- Nearest city: Nova Iguaçu, Rio de Janeiro
- Coordinates: 22°37′37″S 43°33′19″W﻿ / ﻿22.627016°S 43.555324°W
- Area: 2,353 hectares (5,810 acres)
- Designation: Environmental protection area
- Created: 6 June 2002
- Administrator: Secretaria Municipal de Urbanismo e Meio Ambiente - SEMUAM

= Jaceruba Environmental Protection Area =

The Jaceruba Environmental Protection Area (Área de Proteção Ambiental Jaceruba, formerly the Rio São Pedro de Jaceruba Environmental Protection Area) is a municipal environmental protection area in the state of Rio de Janeiro, Brazil.

==Location==

The Jaceruba Environmental Protection Area (APA Jaceruba) is in the northwest of the municipality of Nova Iguaçu, Rio de Janeiro, on the border with the municipalities of Miguel Pereira and Japeri.
It is in an inaccessible region adjoining the Tinguá Biological Reserve to the east.
It is accessed by RJ-119, a dirt road in poor condition.
It has an area of about 2353 ha.
The APA contains remnants of Atlantic Forest.
Threats include deforestation, burning and irregular occupation.

==History==

Before the APA was created the area was used for hunting, capture of wild animals for sale and extraction of hearts of palm.
Restaurants by the roadside freely advertised the sale of bush meat.
The area was also under pressure from real estate speculators due to the expansion of the metropolitan arc of Rio de Janeiro.

The Rio São Pedro de Jaceruba Environmental Protection Area was created by municipal decree 6.492 of 6 June 2002.
On 5 November 2002 by municipal decree 6.547 it was renamed the APA Jaceruba (Jaceruba Environmental Protection Area).
Law 3.592 of 7 July 2004 confirmed creation of the APA with an area of about 2353 ha with the purpose of protecting natural resources considered essential to the local residents, encouraging environmental education and preserving the natural landscape with emphasis on protection and preservation of the forests, springs and headwaters of the São Pedro River basin.

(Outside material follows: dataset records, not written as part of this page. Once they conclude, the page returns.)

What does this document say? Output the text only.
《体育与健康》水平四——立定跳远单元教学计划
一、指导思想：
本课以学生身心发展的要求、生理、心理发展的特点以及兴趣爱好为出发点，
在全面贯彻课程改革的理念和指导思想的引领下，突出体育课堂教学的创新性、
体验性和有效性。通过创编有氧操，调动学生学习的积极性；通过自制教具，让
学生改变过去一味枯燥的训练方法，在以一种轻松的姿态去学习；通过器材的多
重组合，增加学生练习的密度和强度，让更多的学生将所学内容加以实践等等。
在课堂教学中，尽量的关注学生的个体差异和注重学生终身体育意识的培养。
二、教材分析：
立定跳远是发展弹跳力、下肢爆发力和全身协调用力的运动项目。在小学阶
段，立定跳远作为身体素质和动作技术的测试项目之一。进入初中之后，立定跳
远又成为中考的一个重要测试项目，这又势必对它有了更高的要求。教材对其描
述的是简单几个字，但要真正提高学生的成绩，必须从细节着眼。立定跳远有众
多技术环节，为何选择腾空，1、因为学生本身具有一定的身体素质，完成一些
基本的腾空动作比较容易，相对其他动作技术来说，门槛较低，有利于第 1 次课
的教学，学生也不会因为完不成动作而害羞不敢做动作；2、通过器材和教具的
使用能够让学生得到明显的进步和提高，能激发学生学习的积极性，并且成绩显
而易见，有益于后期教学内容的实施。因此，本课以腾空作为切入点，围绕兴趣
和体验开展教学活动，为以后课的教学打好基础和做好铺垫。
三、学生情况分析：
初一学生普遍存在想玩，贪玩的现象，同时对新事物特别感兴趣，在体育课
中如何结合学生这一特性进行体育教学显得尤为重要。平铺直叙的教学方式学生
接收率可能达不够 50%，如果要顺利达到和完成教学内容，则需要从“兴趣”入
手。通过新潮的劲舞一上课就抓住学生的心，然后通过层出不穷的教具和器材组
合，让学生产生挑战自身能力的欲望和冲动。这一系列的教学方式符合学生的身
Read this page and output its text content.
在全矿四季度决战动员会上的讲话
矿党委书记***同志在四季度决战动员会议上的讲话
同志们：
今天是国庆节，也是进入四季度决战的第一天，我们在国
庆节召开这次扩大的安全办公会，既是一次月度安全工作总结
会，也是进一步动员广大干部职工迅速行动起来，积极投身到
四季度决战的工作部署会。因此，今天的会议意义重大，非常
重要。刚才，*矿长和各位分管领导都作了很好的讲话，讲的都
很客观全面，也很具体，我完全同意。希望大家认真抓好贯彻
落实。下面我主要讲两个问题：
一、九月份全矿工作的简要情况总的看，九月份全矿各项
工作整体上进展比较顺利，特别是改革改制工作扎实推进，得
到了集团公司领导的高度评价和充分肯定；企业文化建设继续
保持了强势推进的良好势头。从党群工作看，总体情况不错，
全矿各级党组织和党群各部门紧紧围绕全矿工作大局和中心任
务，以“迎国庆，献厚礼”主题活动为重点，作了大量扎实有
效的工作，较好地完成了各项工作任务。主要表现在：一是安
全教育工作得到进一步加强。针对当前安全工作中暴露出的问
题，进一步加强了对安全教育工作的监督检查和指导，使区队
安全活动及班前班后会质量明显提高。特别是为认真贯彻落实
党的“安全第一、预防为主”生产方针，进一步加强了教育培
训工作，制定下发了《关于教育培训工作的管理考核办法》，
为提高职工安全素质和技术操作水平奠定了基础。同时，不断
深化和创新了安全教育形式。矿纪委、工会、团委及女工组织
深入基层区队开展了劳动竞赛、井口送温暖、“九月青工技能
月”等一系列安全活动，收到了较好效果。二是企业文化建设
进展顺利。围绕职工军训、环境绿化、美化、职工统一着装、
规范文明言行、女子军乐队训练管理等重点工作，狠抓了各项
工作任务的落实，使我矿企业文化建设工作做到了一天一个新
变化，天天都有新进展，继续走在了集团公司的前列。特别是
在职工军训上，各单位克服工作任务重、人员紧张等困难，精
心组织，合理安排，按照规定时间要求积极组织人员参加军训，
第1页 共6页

The APA is part of the Central Rio de Janeiro Atlantic Forest Mosaic, created in 2006.
On 20 January 2010 Maria Emilia Nascimento wrote to Carlos Minc, federal Minister of the Environment, asking for help in ensuring the safety of representatives of the APA on the council of the mosaic. They had been suffering from threats and attacks in the isolated APA.